Re: Time to Change our DR Plan?
``So now I can remove all those dual connected systems for mission critical services and replace them with two words the DR plan - "Sue BT". I'm sure that will be a wonderful comfort if something goes wrong...''
Indeed. Any company that entrusts mission-critical infrastructure to a mere broadband Internet connection deserves everything it gets. While I'm no fan of the tactics sometimes employed by state-incumbent telcos (think BT, France Telecom/Wanadoo/Orange etc.), I have to sympathise with BT this time.
Chad H. writes:
:So, for $3 in a poor country, you could:
:A) buy a legitamate, if crippled version of the old windows
:B) buy a pirated, but full, version of the new OS, with all the bells and whistles, and cash to spare.
C) feed your family for a week.
People are still forgetting that the primary concern of most people in the parts of the world targetted by this is where their next meal is going to come from. If they're starving, they're still not going to spend $3 on a crippled O/S, they're going to spend their money on food.
They really do think we're morons
"mobile operators [...] will increase the wholesale prices they charge non-European operators [...] to compensate for the loss of revenues resulting from the new European price caps."
Have people forgotten the sudden threefold increase in price back in 2000 or threabouts?
Being based in France, I'm a user of a French mobile. I travel occasionally to the UK and thus find myself subject to roaming charges.
I remember being charged approx 2.00FF/minute (that was 20p give or take - remember, this is before the euro became currency over here) to make calls within the UK. The next year I was there, I made a 40-minute call for which I was expecting to pay about 80FF. I ended up with a 240FF item on my bill because the cost calls made while roaming had been increased to 6.00FF/minute. Nowadays it's 1.00€/minute to place calls and about 0.30€/minute to receive them.

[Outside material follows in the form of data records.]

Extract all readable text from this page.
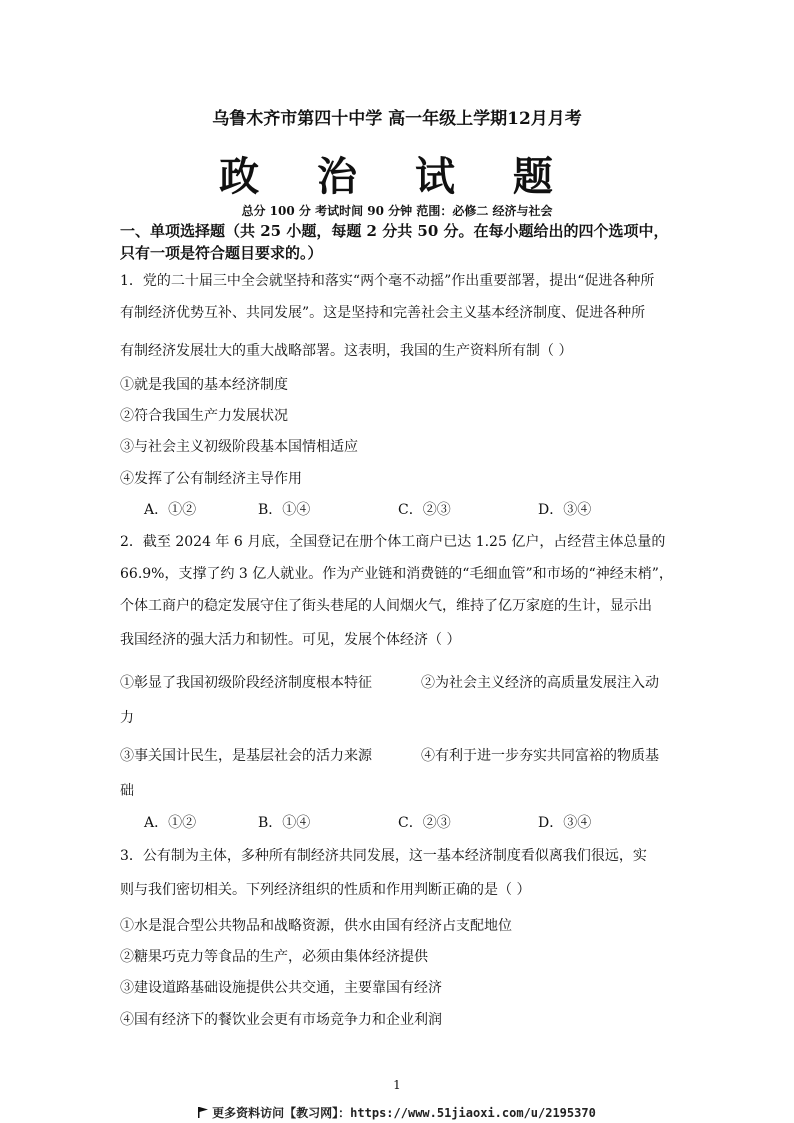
乌鲁木齐市第四十中学 高一年级上学期12月月考
政 治 试 题
总分 100 分 考试时间 90 分钟 范围：必修二 经济与社会
一、单项选择题（共 25 小题，每题 2 分共 50 分。在每小题给出的四个选项中，
只有一项是符合题目要求的。）
1．党的二十届三中全会就坚持和落实“两个毫不动摇”作出重要部署，提出“促进各种所
有制经济优势互补、共同发展”。这是坚持和完善社会主义基本经济制度、促进各种所
有制经济发展壮大的重大战略部署。这表明，我国的生产资料所有制（ ）
①就是我国的基本经济制度
②符合我国生产力发展状况
③与社会主义初级阶段基本国情相适应
④发挥了公有制经济主导作用
A．①②	B．①④	C．②③	D．③④
2．截至 2024 年 6 月底，全国登记在册个体工商户已达 1.25 亿户，占经营主体总量的
66.9%，支撑了约 3 亿人就业。作为产业链和消费链的“毛细血管”和市场的“神经末梢”，
个体工商户的稳定发展守住了街头巷尾的人间烟火气，维持了亿万家庭的生计，显示出
我国经济的强大活力和韧性。可见，发展个体经济（ ）
①彰显了我国初级阶段经济制度根本特征	②为社会主义经济的高质量发展注入动
力
③事关国计民生，是基层社会的活力来源	④有利于进一步夯实共同富裕的物质基
础
A．①②	B．①④	C．②③	D．③④
3．公有制为主体，多种所有制经济共同发展，这一基本经济制度看似离我们很远，实
则与我们密切相关。下列经济组织的性质和作用判断正确的是（ ）
①水是混合型公共物品和战略资源，供水由国有经济占支配地位
②糖果巧克力等食品的生产，必须由集体经济提供
③建设道路基础设施提供公共交通，主要靠国有经济
④国有经济下的餐饮业会更有市场竞争力和企业利润
1
更多资料访问【教习网】：https://www.51jiaoxi.com/u/2195370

So, what could have been behind that massive increase in roaming charges 6 or 7 years ago? Was it justified in terms other than greed?
I doubt it. Why? Because I gave the cellco hell when I got the bill, and they reimbursed me 200FF. They would have refused to give me the money back if the price was driven purely by real cost.
Re: He chose... poorly...
Aubry Thonon writes: "It can be worth it to fork out for a decent handset and then tighten the screw on the provider to get a better deal on your rates"

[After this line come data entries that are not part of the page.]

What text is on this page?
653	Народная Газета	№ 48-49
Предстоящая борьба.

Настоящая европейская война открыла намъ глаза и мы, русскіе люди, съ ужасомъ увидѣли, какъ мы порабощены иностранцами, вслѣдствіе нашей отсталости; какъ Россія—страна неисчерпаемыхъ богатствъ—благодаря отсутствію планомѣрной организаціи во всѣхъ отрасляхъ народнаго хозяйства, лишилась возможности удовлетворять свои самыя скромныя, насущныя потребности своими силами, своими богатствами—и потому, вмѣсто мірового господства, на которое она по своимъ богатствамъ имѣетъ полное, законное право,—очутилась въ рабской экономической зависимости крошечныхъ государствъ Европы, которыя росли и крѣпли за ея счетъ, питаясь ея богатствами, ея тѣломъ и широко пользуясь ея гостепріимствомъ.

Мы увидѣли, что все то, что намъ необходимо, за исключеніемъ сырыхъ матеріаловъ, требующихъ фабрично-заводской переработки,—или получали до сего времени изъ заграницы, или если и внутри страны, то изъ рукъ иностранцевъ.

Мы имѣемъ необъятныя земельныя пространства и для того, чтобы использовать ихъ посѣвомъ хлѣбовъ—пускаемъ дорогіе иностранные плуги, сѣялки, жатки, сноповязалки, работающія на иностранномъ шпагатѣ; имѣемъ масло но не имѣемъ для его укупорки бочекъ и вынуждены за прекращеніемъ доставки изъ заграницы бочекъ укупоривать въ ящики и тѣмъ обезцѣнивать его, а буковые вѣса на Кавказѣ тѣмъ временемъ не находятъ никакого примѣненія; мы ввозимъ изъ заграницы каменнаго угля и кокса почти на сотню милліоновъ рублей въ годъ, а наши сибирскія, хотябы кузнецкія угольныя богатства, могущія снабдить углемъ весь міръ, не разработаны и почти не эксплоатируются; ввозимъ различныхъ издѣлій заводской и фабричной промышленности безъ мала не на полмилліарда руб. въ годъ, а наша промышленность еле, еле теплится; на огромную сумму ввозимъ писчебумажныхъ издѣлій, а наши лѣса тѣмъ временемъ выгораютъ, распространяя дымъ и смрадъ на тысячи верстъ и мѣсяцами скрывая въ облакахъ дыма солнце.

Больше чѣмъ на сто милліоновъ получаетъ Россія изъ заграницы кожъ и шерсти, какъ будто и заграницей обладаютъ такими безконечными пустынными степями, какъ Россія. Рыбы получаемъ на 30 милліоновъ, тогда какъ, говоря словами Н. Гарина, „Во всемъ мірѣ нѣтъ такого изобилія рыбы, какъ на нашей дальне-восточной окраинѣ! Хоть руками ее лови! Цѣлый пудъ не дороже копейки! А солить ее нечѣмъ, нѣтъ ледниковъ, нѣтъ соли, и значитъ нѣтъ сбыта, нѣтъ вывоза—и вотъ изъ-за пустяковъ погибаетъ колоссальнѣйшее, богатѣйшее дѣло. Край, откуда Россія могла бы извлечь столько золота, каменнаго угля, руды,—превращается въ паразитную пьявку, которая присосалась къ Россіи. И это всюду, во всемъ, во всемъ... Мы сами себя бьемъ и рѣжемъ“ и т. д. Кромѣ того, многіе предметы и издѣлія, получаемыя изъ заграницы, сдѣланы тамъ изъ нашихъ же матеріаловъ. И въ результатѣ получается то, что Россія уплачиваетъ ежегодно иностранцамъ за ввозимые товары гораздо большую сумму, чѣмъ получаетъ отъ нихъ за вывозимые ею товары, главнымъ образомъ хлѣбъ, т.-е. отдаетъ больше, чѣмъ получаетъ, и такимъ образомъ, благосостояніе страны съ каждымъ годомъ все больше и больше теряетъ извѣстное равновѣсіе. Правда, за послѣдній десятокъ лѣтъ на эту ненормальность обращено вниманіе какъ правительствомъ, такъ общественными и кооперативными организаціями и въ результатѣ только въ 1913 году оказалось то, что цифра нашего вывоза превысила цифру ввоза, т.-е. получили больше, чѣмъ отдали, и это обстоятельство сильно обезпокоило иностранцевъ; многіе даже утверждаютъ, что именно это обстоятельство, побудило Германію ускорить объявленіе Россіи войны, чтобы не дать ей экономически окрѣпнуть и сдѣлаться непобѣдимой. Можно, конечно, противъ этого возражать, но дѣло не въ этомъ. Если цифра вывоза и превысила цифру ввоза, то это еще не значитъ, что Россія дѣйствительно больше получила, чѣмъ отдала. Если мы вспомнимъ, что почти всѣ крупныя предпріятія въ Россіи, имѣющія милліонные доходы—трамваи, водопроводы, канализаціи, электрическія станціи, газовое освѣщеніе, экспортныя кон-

That isn't always possible.
As a resident in France for the past 24 years, I've come to accept that the French way of doing business is radically different from the UK (or Aussie, although I don't know how things work down under) way. In the UK, a business feels to a certain extent that its customers are what keeps it alive and that they should be treated with a minimum of respect. Over here, customers should be eternally grateful that companies, for whom they are but parasites, deign to serve them. There's *NO WAY* you're going to get a discount on the contract over here, even if you supply your own handset. Forget it!
Not only that, but as far as Orange France is concerned anyway, the only page of their WAP portal that they guarantee will render correctly on a phone not bought from them is the home page. Indeed, I have a Nokia 6280 bought SIM-free last year, and there are a few pages that generate errors instead of displaying because the phone isn't one that's been Orange-branded and therefore had its firmware modified.
Re: law-abiders punished
If Microsoft priced their products reasonably then the benefits and therefore the attraction of piracy would be far smaller. I know that I could no longer *afford* to use Microsoft software even if I wanted to, which is one of the reasons I became a 100% Open Source shop many years ago.
This isn't really news any more
"new zero-day exploits, some that appear to allow the commandeering of a PC"
What's new? Spam botnets have been in existence for ages.
It *is* perfectly simple
Even FLAC - or any form of 16-bit digital audio for that matter - won't sound as good as a well-kept vinyl LP.
A well-produced LP with a good pickup can offer a dynamic range in excess of 120dB over the standard 20Hz-20KHz frequency range. With 16-bit digital audio, the dynamic range - ie: the amplitude of the largest possible signal divided by that of the smallest possible signal - is 65.536, or 96dB [20×log(65536)]. This mathematically inevitable difference *is* perceptible to the human ear.
While a CDDA beats the socks off a vinyl record for durability, which is why it's so popular nowadays, the vinyl LP can puree a CD (or any other form of 16-bit digital audio) as far as sound quality is concerned.
Of course, the SACD and DVD-A are a whole new kettle of fish but that's no longer 16-bit audio sampled at 44.1KHz.
Re: The thing is, Firefox is being _sold_ as invulnerable
First of all, firefox isn't being "sold" at all. It's freely available.
Secondly, it isn't being presented as "invulnerable", but as "far less vulnerable". There's a big difference.
Thirdly, when vulns are discovered (not if, when) they're fixed far quicker than they would be in the closed-source, proprietary software world.